There are children living with the most profound disabilities today who have been born and kept alive thanks to the miracle of medical science. They are miraculous. Their parents are too. Because while they struggle to keep their children healthy and living, they also battle for every service and every cent that does so.
I cannot count the number of fundraising campaigns I have covered as a journalist for a child to get lifesaving treatment, or for the most basic things to help them have some quality of life like a stability dog that allows them to walk, a suitable bathroom, a car their wheelchair can travel in or a special computer.
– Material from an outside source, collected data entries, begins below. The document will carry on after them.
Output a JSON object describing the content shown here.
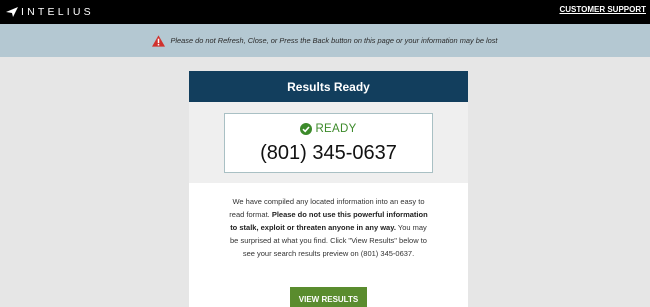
{
  "header": {
    "logo_text": "INTELIUS",
    "support_link": "CUSTOMER SUPPORT"
  },
  "warning": {
    "icon": "warning-triangle-icon",
    "text": "Please do not Refresh, Close, or Press the Back button on this page or your information may be lost"
  },
  "results": {
    "title": "Results Ready",
    "status_icon": "check-circle-icon",
    "status_label": "READY",
    "phone": "(801) 345-0637",
    "paragraph": {
      "part1": "We have compiled any located information into an easy to read format. ",
      "bold": "Please do not use this powerful information to stalk, exploit or threaten anyone in any way.",
      "part2": " You may be surprised at what you find. Click \"View Results\" below to see your search results preview on (801) 345-0637."
    },
    "button_label": "VIEW RESULTS"
  },
  "colors": {
    "header_bg": "#000000",
    "warning_bg": "#b4c8d2",
    "card_header_bg": "#123e5d",
    "ready_green": "#3c8a2a",
    "button_green": "#5a8c2e",
    "warning_red": "#d0312d"
  }
}
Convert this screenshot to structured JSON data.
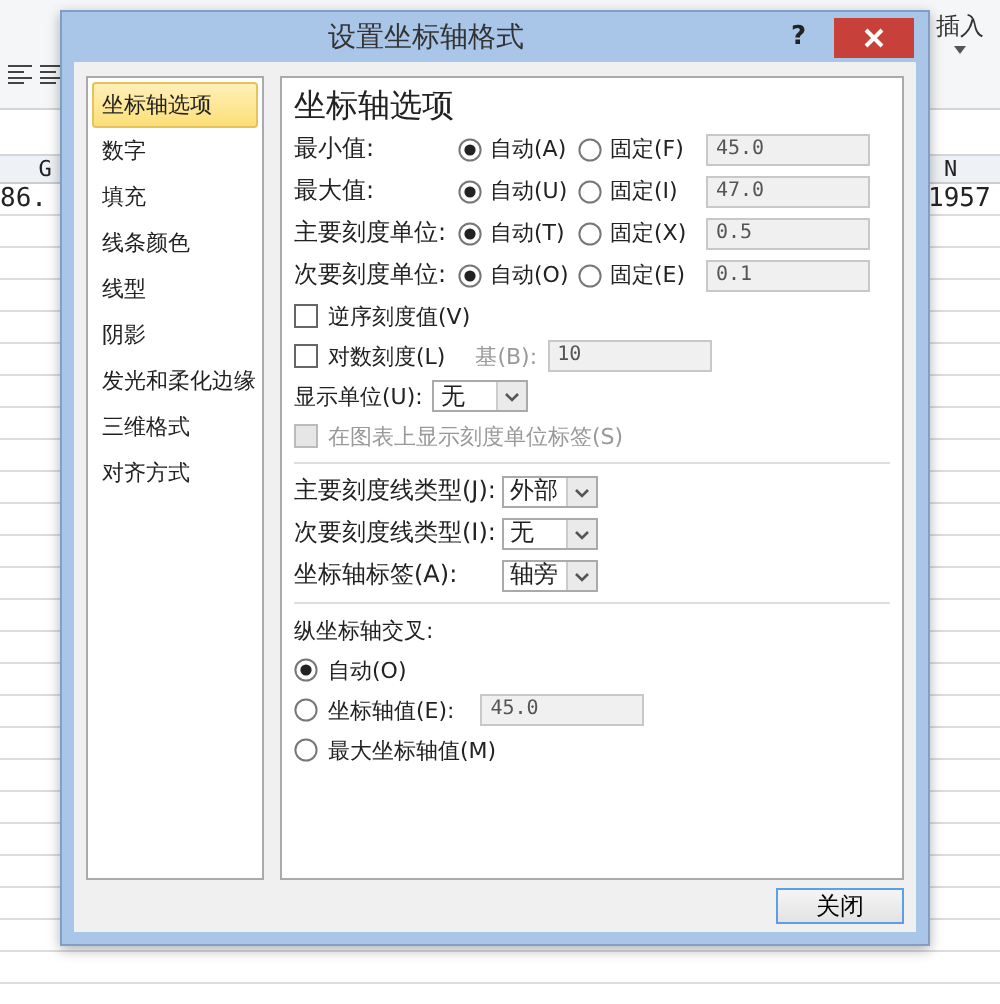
{
  "sheet": {
    "ribbon_button": "插入",
    "column_headers": [
      "G",
      "N"
    ],
    "cells": [
      "86.",
      "1957"
    ]
  },
  "dialog": {
    "title": "设置坐标轴格式",
    "help": "?",
    "categories": [
      {
        "label": "坐标轴选项",
        "selected": true
      },
      {
        "label": "数字",
        "selected": false
      },
      {
        "label": "填充",
        "selected": false
      },
      {
        "label": "线条颜色",
        "selected": false
      },
      {
        "label": "线型",
        "selected": false
      },
      {
        "label": "阴影",
        "selected": false
      },
      {
        "label": "发光和柔化边缘",
        "selected": false
      },
      {
        "label": "三维格式",
        "selected": false
      },
      {
        "label": "对齐方式",
        "selected": false
      }
    ],
    "panel_title": "坐标轴选项",
    "value_rows": [
      {
        "label": "最小值:",
        "options": [
          {
            "label": "自动(A)",
            "selected": true
          },
          {
            "label": "固定(F)",
            "selected": false
          }
        ],
        "value": "45.0",
        "disabled": true
      },
      {
        "label": "最大值:",
        "options": [
          {
            "label": "自动(U)",
            "selected": true
          },
          {
            "label": "固定(I)",
            "selected": false
          }
        ],
        "value": "47.0",
        "disabled": true
      },
      {
        "label": "主要刻度单位:",
        "options": [
          {
            "label": "自动(T)",
            "selected": true
          },
          {
            "label": "固定(X)",
            "selected": false
          }
        ],
        "value": "0.5",
        "disabled": true
      },
      {
        "label": "次要刻度单位:",
        "options": [
          {
            "label": "自动(O)",
            "selected": true
          },
          {
            "label": "固定(E)",
            "selected": false
          }
        ],
        "value": "0.1",
        "disabled": true
      }
    ],
    "reverse": {
      "label": "逆序刻度值(V)",
      "checked": false
    },
    "log": {
      "label": "对数刻度(L)",
      "checked": false,
      "base_label": "基(B):",
      "base_value": "10",
      "disabled": true
    },
    "display_unit": {
      "label": "显示单位(U):",
      "value": "无"
    },
    "show_unit_label": {
      "label": "在图表上显示刻度单位标签(S)",
      "checked": false,
      "disabled": true
    },
    "dropdowns": [
      {
        "label": "主要刻度线类型(J):",
        "value": "外部"
      },
      {
        "label": "次要刻度线类型(I):",
        "value": "无"
      },
      {
        "label": "坐标轴标签(A):",
        "value": "轴旁"
      }
    ],
    "cross": {
      "title": "纵坐标轴交叉:",
      "options": [
        {
          "label": "自动(O)",
          "selected": true
        },
        {
          "label": "坐标轴值(E):",
          "selected": false,
          "value": "45.0",
          "disabled": true
        },
        {
          "label": "最大坐标轴值(M)",
          "selected": false
        }
      ]
    },
    "close_button": "关闭"
  }
}
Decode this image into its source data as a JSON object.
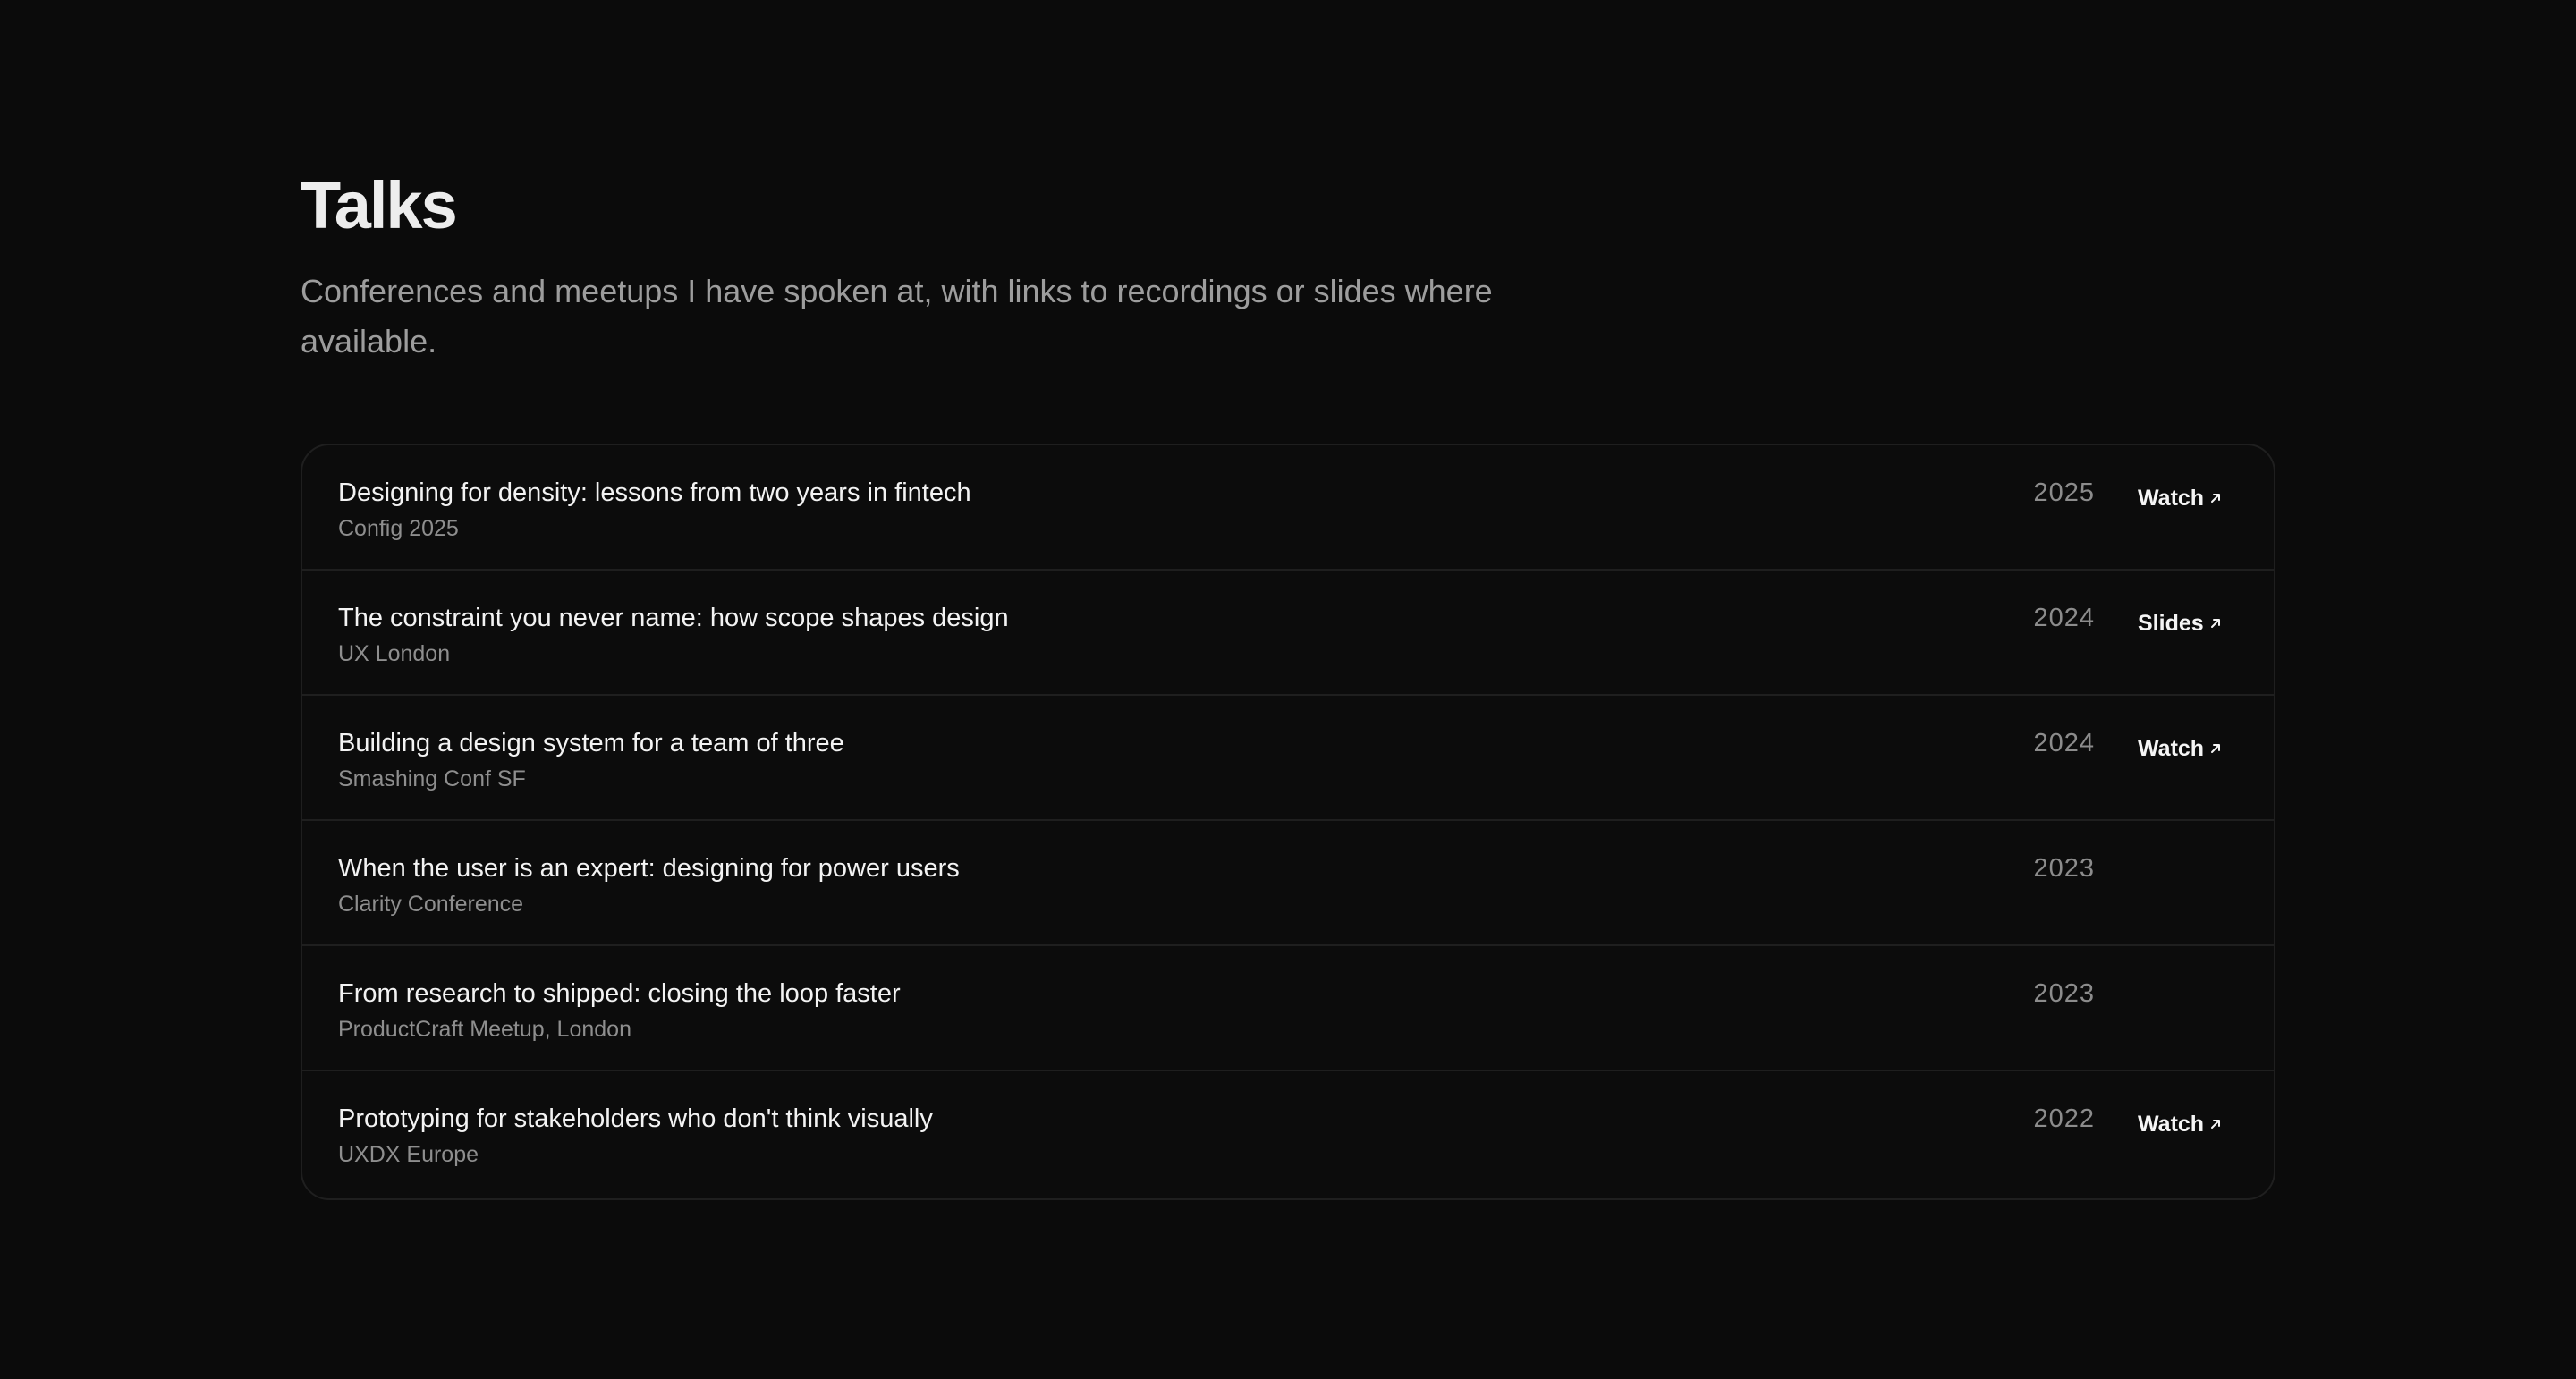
{
  "header": {
    "title": "Talks",
    "subtitle": "Conferences and meetups I have spoken at, with links to recordings or slides where available."
  },
  "talks": [
    {
      "title": "Designing for density: lessons from two years in fintech",
      "venue": "Config 2025",
      "year": "2025",
      "link_label": "Watch",
      "link_icon": "arrow-up-right-icon"
    },
    {
      "title": "The constraint you never name: how scope shapes design",
      "venue": "UX London",
      "year": "2024",
      "link_label": "Slides",
      "link_icon": "arrow-up-right-icon"
    },
    {
      "title": "Building a design system for a team of three",
      "venue": "Smashing Conf SF",
      "year": "2024",
      "link_label": "Watch",
      "link_icon": "arrow-up-right-icon"
    },
    {
      "title": "When the user is an expert: designing for power users",
      "venue": "Clarity Conference",
      "year": "2023",
      "link_label": null
    },
    {
      "title": "From research to shipped: closing the loop faster",
      "venue": "ProductCraft Meetup, London",
      "year": "2023",
      "link_label": null
    },
    {
      "title": "Prototyping for stakeholders who don't think visually",
      "venue": "UXDX Europe",
      "year": "2022",
      "link_label": "Watch",
      "link_icon": "arrow-up-right-icon"
    }
  ],
  "colors": {
    "background": "#0b0b0b",
    "title": "#ededed",
    "muted": "#9d9d9d",
    "border": "#1f1f1f",
    "link": "#f5f5f5"
  }
}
I have interviewed elderly women who carry their disabled adult children down a flight of stairs every time they need to bring them to the toilet, mothers who cry every time they change a child’s nappy because their skin peels off and families who spend every spare moment frantically dreaming up novelty fundraising ideas so their precious child can have physio that will spare them immobility and pain.
And where, in those cases, are the pro-life groups? Where are their fundraising events for born children? Where are their support groups for children in terrible pain or families learning to cope with 24 hour care needs? Where are their respite centres for families who can’t manage the needs of a brain-damaged child 52 weeks of the year, or their lobby groups for better services for them?
They are busy using children like Charlie Gard to try and discredit doctors and nurses who carry out lifesaving work every single day, and training campaigners to sound reasonable on radio when they pick apart women who have had to make difficult decisions.
Charlie Gard’s parents could not have done more for him, but the incredibly difficult, stressful and public court battles took them away from him. This case should never have been a battleground for campaigners. It is a private tragedy for a couple who love their son, not a battle between good and evil. Real life is not black and white, and in a battle like this, there are no winners.